Frontinus n’avait jamais su l’aimer, il n’avait jamais su aimer personne à part lui…
Calpurnia avait eu un enfant, elle avait accouché le jour de ses vingt ans : un fils qui n’avait pas vécu plus de six mois. Depuis, plus rien. Rien qu’un mari jaloux, incapable de tendresse ou d’affection. Quelques rares amies, toutes restées à Rome. Son intimité dans ce castrum se résumait à ses cinq esclaves « personnelles » : deux grecques, deux gauloises, une nubienne et une germaine. Toutes dévouées et dociles mais, malgré la proximité quotidienne, le statut social, s’il n’interdisait pas le respect mutuel, faisait toutefois obstacle à une véritable amitié.
Les seuls « vrais » romains qu’elle côtoyait à l’occasion étaient les tribuns, de jeunes blancs-becs qui se prenaient tous pour des guerriers de l’Illiade alors que la plupart ne faisait plus illusion une fois leur cuirasse musclée enlevée. Quoi de plus horripilant pour une femme, que des officiers d’opérette qui se prennent pour des héros grecs.
Il y avait bien quelques femmes de chefs gaulois qui lui rendaient visite à l’occasion, malheureusement, leur latin approximatif et leurs préoccupations provinciales ennuyaient profondément la patricienne exilée de Rome.
Tout cela durait depuis bientôt deux ans, deux ans de solitude, d’ennui profond. Un papillon prisonnier dans sa chrysalide et qui aurait dû s’envoler depuis bien longtemps déjà…
Quand elle fit connaissance de Rufus au valetudinarium où elle se rendait quotidiennement, le jeune homme l’amusa : il était séduisant, son insouciance et son humour firent mouche, et puis, surtout, ce n’était pas un militaire. Sa longue présence dans le camp de la VIIIème légion entourée d’hommes souvent casqués, armés et cuirassés avait fini par la persuader qu’elle était retenue prisonnière dans une forteresse éloignée de Rome.
Frontinus du côté de Lugdunum, Rufus au repos forcé, les circonstances étaient idéales pour faire plus ample connaissance.
Leurs rencontres quotidiennes étaient fort brèves, quelques minutes…une durée plus longue eut été suspecte et la femme du légat à l’instar de celle de César se devait d’être au dessus de tout soupçon. Au fil des jours, ses quelques instants étaient attendus par tous deux avec de plus en plus d’impatience. Aux conversations anodines et innocentes du départ, succédèrent bientôt les confidences puis les mots doux jusqu’au jour où Rufus osa une blanditiae qui ne fut pas repoussée bien au contraire…

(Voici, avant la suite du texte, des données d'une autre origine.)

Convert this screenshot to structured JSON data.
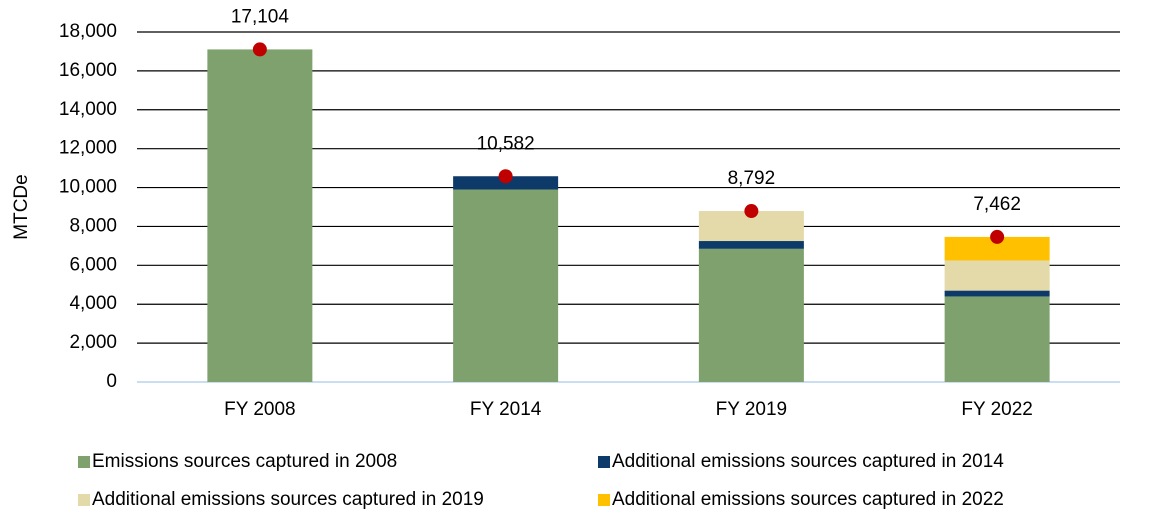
{
  "chart_data": {
    "type": "bar",
    "stacked": true,
    "y_label": "MTCDe",
    "categories": [
      "FY 2008",
      "FY 2014",
      "FY 2019",
      "FY 2022"
    ],
    "series": [
      {
        "name": "Emissions sources captured in 2008",
        "color": "#7ea16d",
        "values": [
          17104,
          9900,
          6850,
          4400
        ]
      },
      {
        "name": "Additional emissions sources captured in 2014",
        "color": "#0e3a69",
        "values": [
          null,
          682,
          400,
          300
        ]
      },
      {
        "name": "Additional emissions sources captured in 2019",
        "color": "#e4d9a8",
        "values": [
          null,
          null,
          1542,
          1550
        ]
      },
      {
        "name": "Additional emissions sources captured in 2022",
        "color": "#ffc000",
        "values": [
          null,
          null,
          null,
          1212
        ]
      }
    ],
    "totals": {
      "color": "#c00000",
      "values": [
        17104,
        10582,
        8792,
        7462
      ],
      "value_labels": [
        "17,104",
        "10,582",
        "8,792",
        "7,462"
      ]
    },
    "ylim": [
      0,
      18000
    ],
    "yticks": [
      0,
      {
        "value": 2000,
        "label": "2,000"
      },
      {
        "value": 4000,
        "label": "4,000"
      },
      {
        "value": 6000,
        "label": "6,000"
      },
      {
        "value": 8000,
        "label": "8,000"
      },
      {
        "value": 10000,
        "label": "10,000"
      },
      {
        "value": 12000,
        "label": "12,000"
      },
      {
        "value": 14000,
        "label": "14,000"
      },
      {
        "value": 16000,
        "label": "16,000"
      },
      {
        "value": 18000,
        "label": "18,000"
      }
    ],
    "grid": true
  }
}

Les jours passèrent et ce maudit pied guérissait. Rufus quitterait bientôt à son très grand regret un asile où il s’ennuyait presque en permanence. Il n’avait droit qu’à quelques minutes de bonheur par jour mais cela lui suffisait. Le reste du temps il potassait le volumen que lui avait confié Jactor. Il lui semblait plus prudent de s’intéresser sérieusement à l’ars metendi agris : la manipulation d’une groma étant bien moins épuisante que le terrassement, mieux valait montrer au plus méchant de tous les hommes une certaine motivation, on ne sait jamais !
Rufus avait aussi fini par comprendre que la durée son séjour dans ce camp dépendait de la rapidité à laquelle il apprendrait ce nouveau métier. Ce qui n’était pas sans lui poser un problème de choix : partir au plus vite et retrouver sa Rome ou rester le plus longtemps possible pour partager quelques trop rares minutes avec son ange…

Le jour fatal arriva : Rufus quittait définitivement le valetudinarium. Son pied beau comme un aureus neuf, il pouvait désormais gambader à sa guise. A sa guise ou presque…Son souhait le plus cher aurait été de se diriger vers le praetorium où demeurait sa belle… Au lieu de cela, il lui fallait rejoindre son « bourreau » et ses adjoints.
Les deux tourtereaux s’étaient mis d’accord : ils pourraient se revoir nuitamment et dans le plus grand secret, ce qui n’était pas pour déplaire à Rufus. Une porte non gardée de l’aile ouest permettait d’accéder aux horti communs au principia et au praetorium.
Nul doute que vers la media nox, ils seraient seuls au monde.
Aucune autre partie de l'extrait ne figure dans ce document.